Fragile Stones é a obra apresentada por Maria Trabulo. A artista reúne ao longo de vários anos testemunhos de arqueólogos e conservadores sírios onde são narrados os seus actos heróicos para salvar o património cultural da destruição durante a guerra. Esses relatos destacam a luta para preservar o museu de Raqqa, tragicamente perdido.
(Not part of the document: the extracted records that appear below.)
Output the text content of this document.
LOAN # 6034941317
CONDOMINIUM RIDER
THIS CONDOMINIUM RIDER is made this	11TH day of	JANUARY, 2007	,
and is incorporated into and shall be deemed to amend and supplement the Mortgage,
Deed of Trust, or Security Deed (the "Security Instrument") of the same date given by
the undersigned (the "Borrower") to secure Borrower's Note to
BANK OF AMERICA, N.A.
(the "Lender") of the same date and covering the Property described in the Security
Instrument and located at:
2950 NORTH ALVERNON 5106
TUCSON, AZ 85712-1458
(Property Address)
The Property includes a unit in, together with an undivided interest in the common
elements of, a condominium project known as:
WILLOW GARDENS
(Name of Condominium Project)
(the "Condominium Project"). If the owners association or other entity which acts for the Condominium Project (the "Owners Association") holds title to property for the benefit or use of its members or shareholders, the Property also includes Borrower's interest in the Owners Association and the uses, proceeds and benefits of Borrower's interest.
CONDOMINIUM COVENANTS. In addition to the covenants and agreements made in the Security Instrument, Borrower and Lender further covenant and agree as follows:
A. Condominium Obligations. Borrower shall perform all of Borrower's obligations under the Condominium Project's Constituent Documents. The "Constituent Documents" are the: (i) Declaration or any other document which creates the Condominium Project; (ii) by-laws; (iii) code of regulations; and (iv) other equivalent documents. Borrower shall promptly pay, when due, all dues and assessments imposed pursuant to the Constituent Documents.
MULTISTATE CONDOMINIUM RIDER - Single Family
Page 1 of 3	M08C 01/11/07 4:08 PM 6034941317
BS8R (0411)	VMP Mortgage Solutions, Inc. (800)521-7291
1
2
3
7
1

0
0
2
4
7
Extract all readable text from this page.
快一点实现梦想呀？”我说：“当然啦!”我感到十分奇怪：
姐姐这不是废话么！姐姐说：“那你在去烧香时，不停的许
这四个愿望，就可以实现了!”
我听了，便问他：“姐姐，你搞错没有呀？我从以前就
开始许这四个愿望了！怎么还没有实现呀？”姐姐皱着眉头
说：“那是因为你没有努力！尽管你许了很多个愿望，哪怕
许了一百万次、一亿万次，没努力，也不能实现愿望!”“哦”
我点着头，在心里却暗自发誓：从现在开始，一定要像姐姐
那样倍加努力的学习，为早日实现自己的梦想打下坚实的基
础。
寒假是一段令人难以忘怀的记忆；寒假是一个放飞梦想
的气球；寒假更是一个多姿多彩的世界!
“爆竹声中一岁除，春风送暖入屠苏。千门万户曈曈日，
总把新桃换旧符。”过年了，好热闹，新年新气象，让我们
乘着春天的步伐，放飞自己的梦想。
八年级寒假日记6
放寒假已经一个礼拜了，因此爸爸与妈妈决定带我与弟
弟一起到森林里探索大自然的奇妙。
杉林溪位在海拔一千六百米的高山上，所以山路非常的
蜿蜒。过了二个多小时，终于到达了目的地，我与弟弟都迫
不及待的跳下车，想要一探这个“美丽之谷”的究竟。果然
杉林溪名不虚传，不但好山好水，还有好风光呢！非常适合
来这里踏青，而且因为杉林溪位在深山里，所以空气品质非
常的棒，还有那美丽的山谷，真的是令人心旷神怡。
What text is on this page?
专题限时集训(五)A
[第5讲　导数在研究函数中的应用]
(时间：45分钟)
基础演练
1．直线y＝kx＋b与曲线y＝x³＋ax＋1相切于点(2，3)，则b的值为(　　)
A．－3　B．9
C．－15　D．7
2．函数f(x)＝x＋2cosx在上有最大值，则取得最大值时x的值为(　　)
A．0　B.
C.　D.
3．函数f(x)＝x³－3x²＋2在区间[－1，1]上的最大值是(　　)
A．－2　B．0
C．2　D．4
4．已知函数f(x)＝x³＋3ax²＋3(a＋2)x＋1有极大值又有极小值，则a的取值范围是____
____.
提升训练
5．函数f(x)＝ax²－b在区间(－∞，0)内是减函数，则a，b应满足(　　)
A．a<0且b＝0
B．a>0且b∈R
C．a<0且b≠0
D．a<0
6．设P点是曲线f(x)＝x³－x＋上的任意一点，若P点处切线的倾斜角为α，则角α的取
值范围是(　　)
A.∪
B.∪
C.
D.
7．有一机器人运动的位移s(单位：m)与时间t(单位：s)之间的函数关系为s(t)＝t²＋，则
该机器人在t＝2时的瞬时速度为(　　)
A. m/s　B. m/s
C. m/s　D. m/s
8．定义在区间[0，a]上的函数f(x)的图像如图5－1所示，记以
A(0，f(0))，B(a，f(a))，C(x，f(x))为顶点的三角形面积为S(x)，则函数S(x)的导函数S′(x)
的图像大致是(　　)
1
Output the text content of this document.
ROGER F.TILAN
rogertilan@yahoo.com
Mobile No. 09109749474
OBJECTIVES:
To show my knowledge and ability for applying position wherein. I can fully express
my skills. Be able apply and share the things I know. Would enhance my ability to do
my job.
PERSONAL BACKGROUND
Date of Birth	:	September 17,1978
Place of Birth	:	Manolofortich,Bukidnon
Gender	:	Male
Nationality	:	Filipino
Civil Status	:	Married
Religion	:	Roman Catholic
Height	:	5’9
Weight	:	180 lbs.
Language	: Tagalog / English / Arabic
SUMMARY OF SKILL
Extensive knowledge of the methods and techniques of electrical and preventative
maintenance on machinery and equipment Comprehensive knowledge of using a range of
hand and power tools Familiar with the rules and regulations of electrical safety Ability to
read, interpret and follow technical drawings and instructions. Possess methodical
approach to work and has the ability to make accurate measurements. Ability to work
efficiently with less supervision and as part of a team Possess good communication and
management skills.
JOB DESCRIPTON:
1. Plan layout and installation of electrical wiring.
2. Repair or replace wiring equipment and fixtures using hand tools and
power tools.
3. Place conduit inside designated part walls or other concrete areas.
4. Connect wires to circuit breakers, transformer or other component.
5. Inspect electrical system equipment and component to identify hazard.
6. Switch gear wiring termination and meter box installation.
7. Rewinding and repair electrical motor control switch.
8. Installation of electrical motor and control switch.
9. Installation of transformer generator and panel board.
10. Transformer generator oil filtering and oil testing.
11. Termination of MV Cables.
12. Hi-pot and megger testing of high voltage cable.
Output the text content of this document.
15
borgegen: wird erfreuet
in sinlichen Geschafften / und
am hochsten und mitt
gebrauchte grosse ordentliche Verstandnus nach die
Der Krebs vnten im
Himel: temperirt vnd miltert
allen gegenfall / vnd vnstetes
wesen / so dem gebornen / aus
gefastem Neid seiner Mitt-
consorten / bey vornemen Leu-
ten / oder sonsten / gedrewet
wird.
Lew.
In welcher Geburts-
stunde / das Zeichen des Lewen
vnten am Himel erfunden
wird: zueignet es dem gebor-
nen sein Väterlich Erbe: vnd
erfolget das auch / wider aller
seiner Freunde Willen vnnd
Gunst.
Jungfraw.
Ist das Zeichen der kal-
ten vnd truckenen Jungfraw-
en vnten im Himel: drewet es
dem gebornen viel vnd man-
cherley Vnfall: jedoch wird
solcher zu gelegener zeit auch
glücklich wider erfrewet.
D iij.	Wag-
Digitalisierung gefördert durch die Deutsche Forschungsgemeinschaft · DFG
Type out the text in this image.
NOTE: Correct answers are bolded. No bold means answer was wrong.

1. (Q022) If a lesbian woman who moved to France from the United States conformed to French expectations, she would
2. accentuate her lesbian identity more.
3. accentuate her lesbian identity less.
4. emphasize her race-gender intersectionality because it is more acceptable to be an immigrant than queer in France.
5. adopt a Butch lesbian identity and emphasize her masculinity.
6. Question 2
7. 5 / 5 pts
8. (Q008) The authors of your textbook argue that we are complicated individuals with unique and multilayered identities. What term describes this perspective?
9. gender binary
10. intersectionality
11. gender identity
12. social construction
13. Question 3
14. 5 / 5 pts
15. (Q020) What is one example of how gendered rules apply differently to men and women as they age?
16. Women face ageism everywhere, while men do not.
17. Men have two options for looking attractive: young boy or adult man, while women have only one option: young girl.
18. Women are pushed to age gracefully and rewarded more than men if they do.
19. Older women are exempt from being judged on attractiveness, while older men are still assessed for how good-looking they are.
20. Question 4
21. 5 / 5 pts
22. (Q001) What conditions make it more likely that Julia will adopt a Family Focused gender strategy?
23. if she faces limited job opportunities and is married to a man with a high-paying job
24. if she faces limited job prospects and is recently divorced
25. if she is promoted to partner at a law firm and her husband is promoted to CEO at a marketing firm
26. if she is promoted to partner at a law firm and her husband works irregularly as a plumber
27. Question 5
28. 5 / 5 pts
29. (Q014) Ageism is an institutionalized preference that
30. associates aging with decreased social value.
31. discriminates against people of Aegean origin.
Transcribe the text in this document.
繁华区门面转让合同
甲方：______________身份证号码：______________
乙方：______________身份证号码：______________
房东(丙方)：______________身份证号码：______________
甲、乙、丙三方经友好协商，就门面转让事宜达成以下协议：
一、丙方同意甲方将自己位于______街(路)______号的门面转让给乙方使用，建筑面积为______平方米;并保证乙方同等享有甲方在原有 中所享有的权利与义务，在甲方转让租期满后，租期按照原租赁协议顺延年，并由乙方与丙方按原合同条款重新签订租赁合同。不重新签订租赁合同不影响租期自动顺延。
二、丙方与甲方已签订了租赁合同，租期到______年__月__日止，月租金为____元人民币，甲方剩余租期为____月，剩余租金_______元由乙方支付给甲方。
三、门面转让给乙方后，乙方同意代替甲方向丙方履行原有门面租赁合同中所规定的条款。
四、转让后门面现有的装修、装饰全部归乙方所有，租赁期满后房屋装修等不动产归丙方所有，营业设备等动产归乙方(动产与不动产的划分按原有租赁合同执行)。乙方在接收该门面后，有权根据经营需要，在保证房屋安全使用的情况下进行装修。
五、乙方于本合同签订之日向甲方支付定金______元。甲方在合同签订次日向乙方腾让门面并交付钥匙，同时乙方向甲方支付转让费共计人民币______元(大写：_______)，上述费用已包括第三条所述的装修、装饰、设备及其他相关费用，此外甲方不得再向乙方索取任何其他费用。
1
A resistência desses profissionais à destruição e ao esquecimento ressalta não apenas a importância histórica do património cultural, mas também “sua vulnerabilidade frente às transformações sociais e à manipulação por ideologias políticas”[7].

O reconhecimento feito através da selecção destes projectos para o Prémio Norberto Fernandes é prova do potencial fremente desta geração de artistas no panorama nacional. A exposição, que pode agora ser visitada, é mostra da qualidade artística comprovada, do comprometimento sério por parte dos artistas nas suas investigações e linguagens. Os projectos serão agora avaliados por um júri constituído pela professora e investigadora Helena Barranha, pela curadora Isabel Carlos e pelo curador e crítico Miguel Von Hafe Pérez e estarão em exibição no Núcleo do Fórum Picoas até dia 28 de Novembro.

Da categoria Arte e Tecnologia, os projectos seleccionados estarão expostos na Fundação Portuguesa das Comunicações – Casa do Futuro de 19 de Outubro a 28 de Novembro.

Nota: a autora não escreve sob o abrigo do AO90.

 

[1] Segundo texto em https://fundacao.altice.pt/arte/premio-norberto-fernandes
[2] Idem.
[3] Idem.
[4] Segundo texto em https://www.diogobolota.com/cest-quoi-cette-danse
[5] Segundo texto em https://fundacao.altice.pt/arte/premio-norberto-fernandes
[6] Tradução livre de texto em https://henriquepavao.com/Moonshine
[7] Segundo texto em https://fundacao.altice.pt/arte/premio-norberto-fernandes

Maria Inês Augusto, 34 anos, é licenciada em História da Arte. Passou pelo Museu de Arte Contemporânea (MNAC) na área dos Serviços Educativos como estagiária e trabalhou, durante 9 anos, no Palácio do Correio Velho como avaliadora e catalogadora de obras de arte e coleccionismo. Participou na Pós-Graduação de Mercados de Arte da Faculdade de Ciências Sociais e Humanas da Universidade Nova de Lisboa como professora convidada durante várias edições e colaborou, em 2023 com a BoCA - Bienal de Artes Contemporâneas. Desenvolve, actualmente, um projecto de Art Advisory e curadoria, colabora com o Teatro do Vestido em assistência de produção e tem vindo a produzir diferentes tipos de texto.